Glasgow Film Festival 2018 part 2

Posted on: 13 Mar 2018 by Philip Wyn Jones

Click here to read part 1

6: Good Favour (Rebecca Daly, Ireland, 1hour 41minutes). Co-written and directed by Ms Daly, this atmospheric film was shot in Belgium with Belgian actors, speaking English. A frail-looking stranger is taken in and cared for by a religious community. He repays their kindness by using his healing and apparently magical powers. The Biblical parallels are plain to see but there’s also a sinister element at work here and such a community is definitely one to avoid at all costs.

7: Thoroughbreds (Cary Finley, USA, 1hour 30minutes). Of all the films I saw at the festival this was the only one I felt was a waste of time. Two sisters who hardly know each other decide to murder their stepfather. They hire a local low-life to do the job.
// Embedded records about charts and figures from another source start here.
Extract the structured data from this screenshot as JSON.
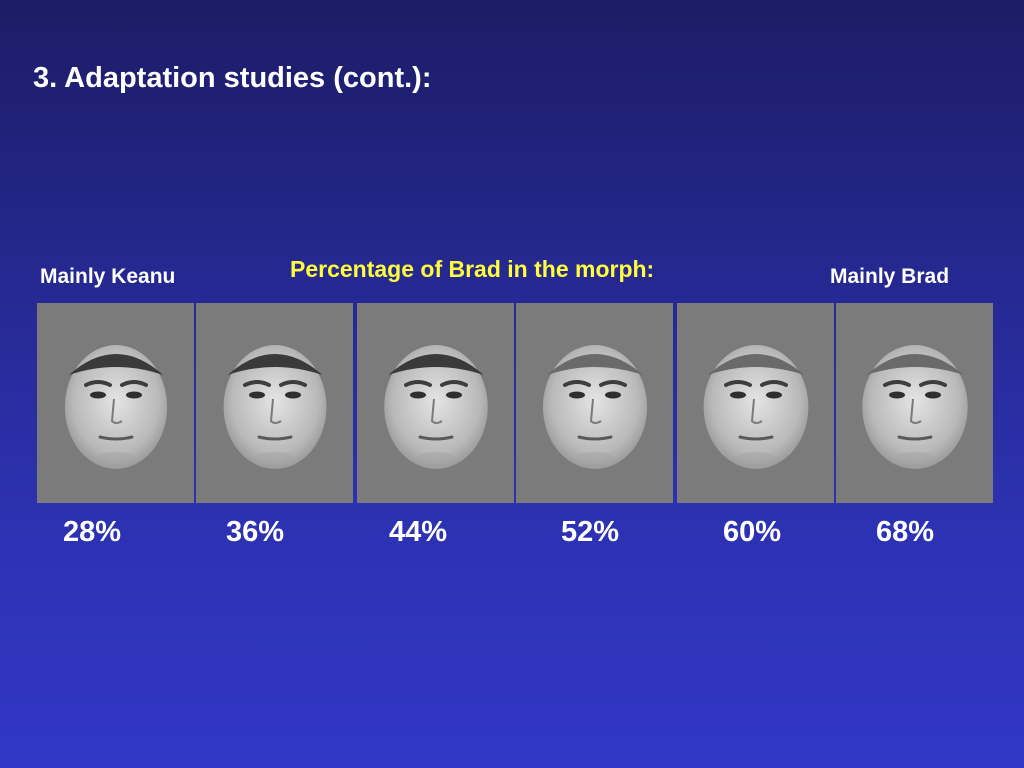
{
  "slide": {
    "title": "3. Adaptation studies (cont.):",
    "subtitle": "Percentage of Brad in the morph:",
    "left_label": "Mainly Keanu",
    "right_label": "Mainly Brad"
  },
  "morphs": [
    {
      "percent_label": "28%",
      "brad_fraction": 0.28
    },
    {
      "percent_label": "36%",
      "brad_fraction": 0.36
    },
    {
      "percent_label": "44%",
      "brad_fraction": 0.44
    },
    {
      "percent_label": "52%",
      "brad_fraction": 0.52
    },
    {
      "percent_label": "60%",
      "brad_fraction": 0.6
    },
    {
      "percent_label": "68%",
      "brad_fraction": 0.68
    }
  ],
  "colors": {
    "background_top": "#1c1c66",
    "background_bottom": "#3236c6",
    "subtitle": "#ffff3c",
    "panel": "#7b7b7b"
  }
}
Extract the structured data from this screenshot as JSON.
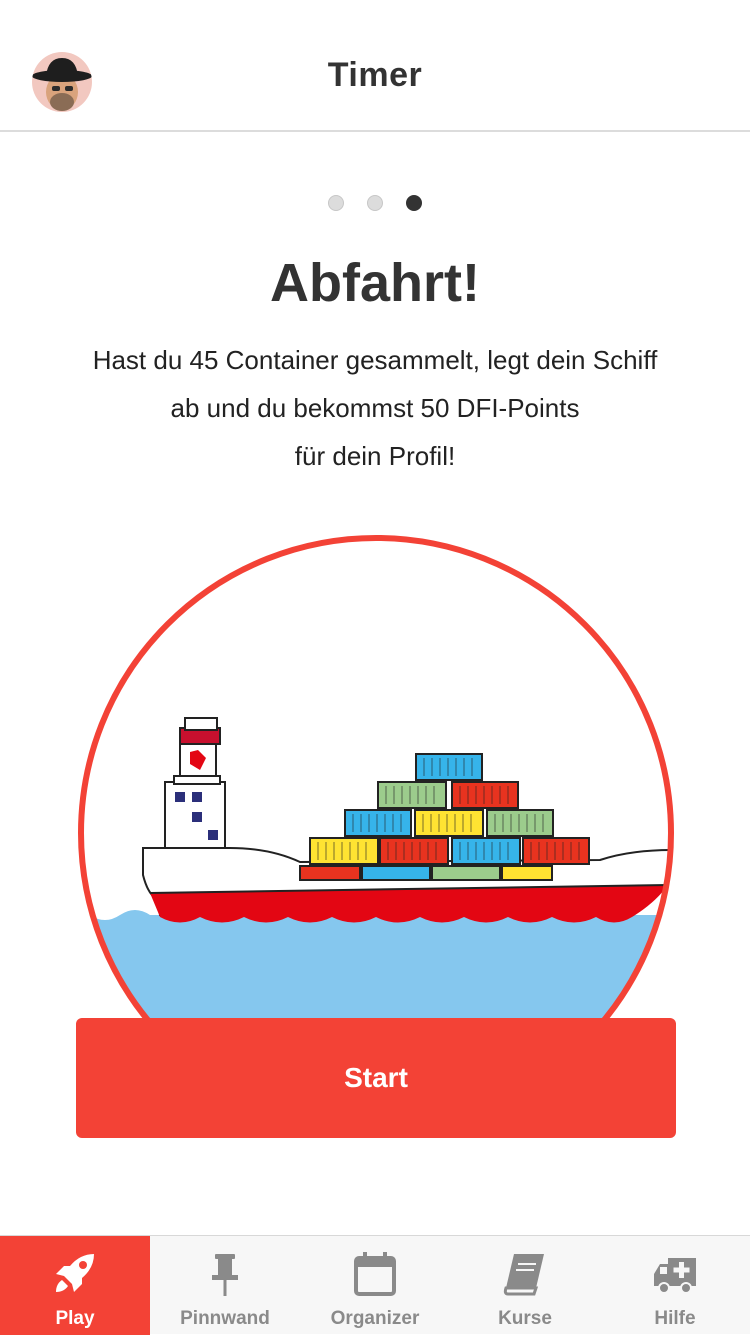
{
  "header": {
    "title": "Timer"
  },
  "pager": {
    "count": 3,
    "active_index": 2
  },
  "content": {
    "headline": "Abfahrt!",
    "description_lines": [
      "Hast du 45 Container gesammelt, legt dein Schiff",
      "ab und du bekommst 50 DFI-Points",
      "für dein Profil!"
    ]
  },
  "actions": {
    "start_label": "Start"
  },
  "tabbar": {
    "items": [
      {
        "label": "Play",
        "icon": "rocket-icon",
        "active": true
      },
      {
        "label": "Pinnwand",
        "icon": "pin-icon",
        "active": false
      },
      {
        "label": "Organizer",
        "icon": "calendar-icon",
        "active": false
      },
      {
        "label": "Kurse",
        "icon": "book-icon",
        "active": false
      },
      {
        "label": "Hilfe",
        "icon": "ambulance-icon",
        "active": false
      }
    ]
  },
  "colors": {
    "accent": "#f34236",
    "text": "#333333",
    "water": "#85c7ee",
    "hull": "#e30613"
  }
}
The idea is simple and straightforward but the film’s plot is confused, there is no suspense and the characterisations are totally unconvincing.

8: Lean on Pete (Andrew Haigh, UK, 2hours 1minute). The director of Weekend and 45 Years has made another first-rate film. Lean on Pete is a racehorse. His racing days are over and a grim fate awaits him. Teenager Charley (Charlie Plummer) decides to rescue him and they set off on a gruelling cross-country journey, encountering endless obstacles and dangers. Plummer is excellent, as are his co-stars, Steve Buscemi and Chloe Sevigny. This film carries great emotional force.

9: Rod Taylor: Pulling No Punches (Robert de Young, Australia, 1hour 20minutes). This fascinating account of Taylor’s life and career is largely based on an interview he gave not long before his death. His colleagues also make worthwhile contributions. I was surprised to learn the extent of Taylor’s filmography, which contains a large number of successes. Naturally, special attention is paid to such memorable productions as The Time Machine and The Birds. Taylor speaks his mind with great frankness and wit and the DVD, when released, will contain numerous extras.

10: Unknown Soldier (Aku Louhimies, Finland, 2hours 10minutes). This ambitious and very expensive film is of particular interest to Finns.  There were many of them in the Glasgow audience. Before the Second World War, Finland had been at war with Russia and had consequently lost one tenth of its territory. At the onset of World War 2, Finland opted to fight on the German side, in the hope that they could, with German help, regain their lost land. An interesting background, but the film, sadly, trots out the usual war film clichés on the home-front and the battlefield.

11: Never Steady, Never Still (pictured, Kathleen Hepburn, Canada, 1hour 50minutes).This film tells the story of a mother and her son. He’s unable to hold down a job for long and suffers verbal and physical abuse from his workmates. The mother is battling against a severe and worsening case of Parkinson’s disease. How can she cope as a housewife and mother? Theodore Pellerin and Shirley Henderson give superb performances in this heart-breaking film.